Nixon contended that the doctrine of executive privilege gave him the right to withhold documents from Congress and the courts. In UNITED STATES V. NIXON, 418 U.S. 683, 94 S. Ct. 3090, 41 L. Ed. 2d 1039 (1974), the Supreme Court recognized the legitimacy of the doctrine of executive privilege but held that it could not prevent the disclosure of materials needed for a criminal prosecution. The Court ordered the judge to review the subpoenaed tapes in private to determine which portions should be released to prosecutors. This confidential review would prevent sensitive but irrelevant information from being disclosed. Nonetheless, the Court directed Nixon to turn over the tapes.
The decision was handed down on July 24, 1974, at the same time the House Judiciary Committee was nearing completion of its impeachment hearings. Despite more than a year of damaging disclosures, many congressional Republicans remained loyal to the president, arguing that he had committed no criminal offenses that would make him liable for impeachment. Nevertheless, the committee voted three ARTICLES OF IMPEACHMENT against Nixon: for obstructing justice in the Watergate investigation, for exceeding PRESIDENTIAL POWER in waging a secret war in Cambodia without congressional approval, and for failing to cooperate with Congress in its attempt to gather evidence against him.

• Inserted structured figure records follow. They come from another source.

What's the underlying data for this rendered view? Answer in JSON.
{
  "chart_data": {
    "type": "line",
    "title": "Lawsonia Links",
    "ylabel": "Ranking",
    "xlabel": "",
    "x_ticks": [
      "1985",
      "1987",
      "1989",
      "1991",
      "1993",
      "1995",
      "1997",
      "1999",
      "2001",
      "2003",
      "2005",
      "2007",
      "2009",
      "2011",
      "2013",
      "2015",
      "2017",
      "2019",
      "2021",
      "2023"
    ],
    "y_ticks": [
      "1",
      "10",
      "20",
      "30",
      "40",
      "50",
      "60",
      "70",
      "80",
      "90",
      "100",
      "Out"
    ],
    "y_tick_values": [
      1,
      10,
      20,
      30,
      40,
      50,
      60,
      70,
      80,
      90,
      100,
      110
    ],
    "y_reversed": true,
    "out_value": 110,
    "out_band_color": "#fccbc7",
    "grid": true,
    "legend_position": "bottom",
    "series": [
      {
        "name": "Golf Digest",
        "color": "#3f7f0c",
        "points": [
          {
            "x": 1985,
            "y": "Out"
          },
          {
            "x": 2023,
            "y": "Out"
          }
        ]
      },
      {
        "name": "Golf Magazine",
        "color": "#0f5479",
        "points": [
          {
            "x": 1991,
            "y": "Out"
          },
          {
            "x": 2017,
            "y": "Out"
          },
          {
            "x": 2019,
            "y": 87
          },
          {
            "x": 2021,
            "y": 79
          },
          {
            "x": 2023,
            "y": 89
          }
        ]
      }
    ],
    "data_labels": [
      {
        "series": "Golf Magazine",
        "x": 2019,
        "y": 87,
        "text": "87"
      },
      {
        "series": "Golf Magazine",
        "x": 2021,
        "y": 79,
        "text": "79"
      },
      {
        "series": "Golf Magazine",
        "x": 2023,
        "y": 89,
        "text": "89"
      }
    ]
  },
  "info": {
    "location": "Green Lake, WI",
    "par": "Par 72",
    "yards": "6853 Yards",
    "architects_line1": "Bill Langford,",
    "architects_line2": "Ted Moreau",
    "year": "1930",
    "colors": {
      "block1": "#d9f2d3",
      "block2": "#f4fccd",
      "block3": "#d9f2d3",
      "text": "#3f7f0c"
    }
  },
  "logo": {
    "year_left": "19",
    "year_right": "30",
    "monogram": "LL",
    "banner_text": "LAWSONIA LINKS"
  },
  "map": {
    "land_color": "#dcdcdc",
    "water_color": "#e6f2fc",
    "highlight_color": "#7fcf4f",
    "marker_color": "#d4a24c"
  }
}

Nixon complied with the Supreme Court decision and turned over the tapes. When prosecutors discovered the June 23, 1972, conversation in which Nixon directed the CIA to halt the FBI investigation, they knew they had the "smoking gun" that tied Nixon to the cover-up. On August 6, 1974, Republican congressional leaders were informed about the contents of this tape. Nixon's political support vanished.
Faced with an impeachment trial, Nixon announced his resignation on August 8, 1974, and left office the next day. Though President Ford pardoned Nixon, most of the other participants in Watergate were convicted for their crimes. Mitchell, Haldeman, and Ehrlichman, among others, spent time in prison.
CROSS-REFERENCES
Executive Privilege; Ford, Gerald Rudolph; Impeachment; Pardon.